Will Budget 2026 make EVs costlier? BMW reacts
German luxury carmaker BMW has urged the Indian government to retain the current 5 per cent GST on electric vehicles (EVs) in the upcoming Union Budget, warning that any hike at this stage could slow down the growth of the electric mobility sector in the country. The company believes that India is still in the early phase of EV adoption and that keeping EVs affordable is essential to encourage more people to make the switch.
BMW Group India President and CEO Hardeep Singh Brar said that while the government has done a “fantastic job” in managing the economy and maintaining strong growth rates, there is one key request from the automobile industry — do not increase GST on EVs. According to him, there are recurring discussions about a possible GST hike on electric vehicles, and if such a move happens, it would be “very detrimental” for the industry.
Brar explained that the cost of manufacturing EVs remains 40–50 per cent higher than internal combustion engine (ICE) vehicles mainly because of the high price of batteries. Until battery costs fall significantly, EVs will continue to be more expensive to produce, and higher taxes would make them even less affordable for consumers. He added that India’s EV penetration is still low, with electric vehicles forming around 4 per cent of the total passenger vehicle market, while the figure is above 10 per cent in developed countries and nearly 40 per cent in China.

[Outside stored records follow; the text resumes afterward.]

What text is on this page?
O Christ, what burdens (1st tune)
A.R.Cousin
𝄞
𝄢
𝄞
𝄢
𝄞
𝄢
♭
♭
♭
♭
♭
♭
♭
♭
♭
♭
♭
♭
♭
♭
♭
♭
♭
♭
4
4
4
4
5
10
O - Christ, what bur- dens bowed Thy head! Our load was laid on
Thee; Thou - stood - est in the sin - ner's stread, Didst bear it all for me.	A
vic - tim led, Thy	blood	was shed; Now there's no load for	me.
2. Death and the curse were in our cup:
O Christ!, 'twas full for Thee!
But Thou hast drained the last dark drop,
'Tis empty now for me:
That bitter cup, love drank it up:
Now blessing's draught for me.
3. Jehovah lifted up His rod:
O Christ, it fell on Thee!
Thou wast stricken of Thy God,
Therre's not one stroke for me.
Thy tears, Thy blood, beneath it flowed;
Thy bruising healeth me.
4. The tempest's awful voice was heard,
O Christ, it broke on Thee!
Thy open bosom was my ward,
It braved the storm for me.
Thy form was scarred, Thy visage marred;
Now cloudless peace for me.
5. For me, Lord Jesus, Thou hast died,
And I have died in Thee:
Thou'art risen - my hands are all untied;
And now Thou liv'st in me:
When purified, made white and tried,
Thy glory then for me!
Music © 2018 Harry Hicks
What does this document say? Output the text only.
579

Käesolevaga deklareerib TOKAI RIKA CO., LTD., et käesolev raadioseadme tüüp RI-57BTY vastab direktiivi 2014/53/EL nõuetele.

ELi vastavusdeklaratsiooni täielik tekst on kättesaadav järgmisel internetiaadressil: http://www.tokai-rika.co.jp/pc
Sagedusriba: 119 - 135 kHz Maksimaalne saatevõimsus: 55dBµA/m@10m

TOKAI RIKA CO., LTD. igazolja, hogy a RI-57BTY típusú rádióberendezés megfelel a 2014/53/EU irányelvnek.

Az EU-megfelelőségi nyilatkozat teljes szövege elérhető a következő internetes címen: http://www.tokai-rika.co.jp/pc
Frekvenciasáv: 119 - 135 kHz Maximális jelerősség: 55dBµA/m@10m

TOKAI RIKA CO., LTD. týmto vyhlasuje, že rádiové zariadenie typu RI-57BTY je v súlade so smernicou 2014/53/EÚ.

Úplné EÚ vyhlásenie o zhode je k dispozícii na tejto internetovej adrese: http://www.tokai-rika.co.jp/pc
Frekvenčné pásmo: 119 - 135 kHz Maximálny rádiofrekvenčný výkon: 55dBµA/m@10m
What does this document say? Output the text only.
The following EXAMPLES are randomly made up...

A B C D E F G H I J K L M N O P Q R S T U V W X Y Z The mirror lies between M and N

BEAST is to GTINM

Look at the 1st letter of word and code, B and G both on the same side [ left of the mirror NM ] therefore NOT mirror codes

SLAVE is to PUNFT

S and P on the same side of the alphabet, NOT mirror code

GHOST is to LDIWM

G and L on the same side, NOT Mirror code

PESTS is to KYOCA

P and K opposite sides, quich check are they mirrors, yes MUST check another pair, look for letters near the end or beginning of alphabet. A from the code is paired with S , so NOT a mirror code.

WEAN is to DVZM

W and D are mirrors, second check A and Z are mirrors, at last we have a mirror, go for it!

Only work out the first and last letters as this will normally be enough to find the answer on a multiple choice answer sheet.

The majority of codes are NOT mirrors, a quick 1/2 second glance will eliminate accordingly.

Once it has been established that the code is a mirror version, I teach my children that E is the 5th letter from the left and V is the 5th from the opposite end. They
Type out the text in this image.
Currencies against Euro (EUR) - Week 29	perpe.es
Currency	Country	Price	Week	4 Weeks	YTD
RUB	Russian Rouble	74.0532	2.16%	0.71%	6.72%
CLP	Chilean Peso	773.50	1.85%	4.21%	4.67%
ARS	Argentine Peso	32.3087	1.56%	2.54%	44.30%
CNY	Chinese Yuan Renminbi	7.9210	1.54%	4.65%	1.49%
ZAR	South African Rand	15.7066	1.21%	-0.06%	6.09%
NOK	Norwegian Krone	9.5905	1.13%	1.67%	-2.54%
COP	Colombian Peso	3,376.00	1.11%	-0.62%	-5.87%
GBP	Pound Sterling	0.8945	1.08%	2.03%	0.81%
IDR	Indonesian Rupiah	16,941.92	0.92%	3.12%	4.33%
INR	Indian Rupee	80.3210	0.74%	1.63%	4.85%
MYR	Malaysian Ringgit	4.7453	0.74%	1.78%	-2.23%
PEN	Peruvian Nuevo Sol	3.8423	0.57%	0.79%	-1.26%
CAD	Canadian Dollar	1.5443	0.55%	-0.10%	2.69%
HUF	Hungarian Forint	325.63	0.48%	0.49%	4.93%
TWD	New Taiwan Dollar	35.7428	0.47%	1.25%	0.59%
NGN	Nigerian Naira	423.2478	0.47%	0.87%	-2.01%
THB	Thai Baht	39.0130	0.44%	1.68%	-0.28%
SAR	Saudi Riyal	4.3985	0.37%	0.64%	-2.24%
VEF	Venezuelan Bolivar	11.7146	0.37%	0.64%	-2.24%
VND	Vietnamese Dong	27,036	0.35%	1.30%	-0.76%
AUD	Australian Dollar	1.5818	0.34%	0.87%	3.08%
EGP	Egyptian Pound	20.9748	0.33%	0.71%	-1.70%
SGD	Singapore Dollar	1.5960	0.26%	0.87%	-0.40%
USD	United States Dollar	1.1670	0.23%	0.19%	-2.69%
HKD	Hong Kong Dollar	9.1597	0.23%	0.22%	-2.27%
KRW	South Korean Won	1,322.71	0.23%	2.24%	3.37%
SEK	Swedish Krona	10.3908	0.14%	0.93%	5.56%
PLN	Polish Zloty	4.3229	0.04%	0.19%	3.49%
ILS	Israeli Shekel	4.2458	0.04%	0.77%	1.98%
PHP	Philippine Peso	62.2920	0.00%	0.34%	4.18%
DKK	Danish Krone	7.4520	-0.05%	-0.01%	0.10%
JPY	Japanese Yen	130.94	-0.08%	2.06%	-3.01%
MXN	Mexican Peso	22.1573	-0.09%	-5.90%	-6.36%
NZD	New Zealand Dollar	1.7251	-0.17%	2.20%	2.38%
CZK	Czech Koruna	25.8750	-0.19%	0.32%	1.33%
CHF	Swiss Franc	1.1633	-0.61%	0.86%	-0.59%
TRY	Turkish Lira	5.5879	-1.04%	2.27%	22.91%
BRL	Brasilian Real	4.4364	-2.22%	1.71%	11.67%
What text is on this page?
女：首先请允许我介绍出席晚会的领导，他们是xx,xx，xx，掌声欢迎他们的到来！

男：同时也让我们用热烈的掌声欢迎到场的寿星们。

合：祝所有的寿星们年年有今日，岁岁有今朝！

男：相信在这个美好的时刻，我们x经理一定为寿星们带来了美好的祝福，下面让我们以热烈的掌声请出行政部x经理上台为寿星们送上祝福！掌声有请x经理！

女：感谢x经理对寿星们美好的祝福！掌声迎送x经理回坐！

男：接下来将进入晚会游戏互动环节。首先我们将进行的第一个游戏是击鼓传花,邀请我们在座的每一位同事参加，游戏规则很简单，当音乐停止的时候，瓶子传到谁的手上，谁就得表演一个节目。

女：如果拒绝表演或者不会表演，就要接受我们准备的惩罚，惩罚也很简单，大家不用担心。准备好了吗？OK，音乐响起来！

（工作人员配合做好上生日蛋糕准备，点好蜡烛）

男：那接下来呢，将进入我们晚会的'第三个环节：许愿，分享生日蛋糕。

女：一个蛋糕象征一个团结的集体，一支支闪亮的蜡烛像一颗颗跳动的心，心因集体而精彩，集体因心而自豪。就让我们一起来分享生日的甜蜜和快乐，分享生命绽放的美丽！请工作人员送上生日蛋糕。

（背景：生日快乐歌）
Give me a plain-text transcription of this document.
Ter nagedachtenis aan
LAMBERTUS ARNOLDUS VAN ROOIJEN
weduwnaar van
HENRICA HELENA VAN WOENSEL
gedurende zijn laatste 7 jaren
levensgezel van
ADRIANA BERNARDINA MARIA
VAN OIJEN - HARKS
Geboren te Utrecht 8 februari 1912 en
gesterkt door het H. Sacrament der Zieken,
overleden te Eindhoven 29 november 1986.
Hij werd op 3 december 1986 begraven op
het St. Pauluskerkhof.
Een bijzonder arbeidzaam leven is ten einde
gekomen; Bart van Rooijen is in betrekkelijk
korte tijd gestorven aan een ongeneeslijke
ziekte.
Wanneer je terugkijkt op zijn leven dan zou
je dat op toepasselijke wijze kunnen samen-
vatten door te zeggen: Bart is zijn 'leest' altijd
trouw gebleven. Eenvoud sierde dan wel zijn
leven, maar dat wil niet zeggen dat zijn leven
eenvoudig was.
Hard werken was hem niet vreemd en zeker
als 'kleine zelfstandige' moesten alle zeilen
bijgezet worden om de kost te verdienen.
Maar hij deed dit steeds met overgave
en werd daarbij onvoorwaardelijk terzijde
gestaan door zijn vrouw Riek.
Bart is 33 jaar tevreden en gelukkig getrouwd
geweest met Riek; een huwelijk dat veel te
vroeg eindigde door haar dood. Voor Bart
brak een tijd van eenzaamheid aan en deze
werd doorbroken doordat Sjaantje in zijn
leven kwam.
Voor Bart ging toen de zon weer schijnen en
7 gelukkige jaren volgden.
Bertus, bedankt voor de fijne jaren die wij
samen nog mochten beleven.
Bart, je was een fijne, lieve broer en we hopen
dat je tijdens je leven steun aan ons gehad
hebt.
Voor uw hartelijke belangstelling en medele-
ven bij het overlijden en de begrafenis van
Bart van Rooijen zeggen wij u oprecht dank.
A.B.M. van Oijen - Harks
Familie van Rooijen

Given this reality, he said, India has not yet reached the “inflection point” where EV adoption becomes self-sustaining.
BMW had a strong year in 2025, recording an over 200 per cent jump in electric car sales, along with 14.4 per cent overall growth in combined BMW and MINI car sales, reaching 18,001 units. The company plans to carry forward the momentum this year by launching 10 new products, including three new electric cars, which are expected to increase the share of EVs in its portfolio to around 25 per cent. BMW already has around 21 per cent EV penetration within its lineup, which went up to 23 per cent in the last quarter due to improved supplies.
The company is also focusing on expanding its presence beyond big cities. BMW’s sales and service network currently spans about 40 cities with nearly 100 touchpoints, and it plans to add at least 10 more cities next year.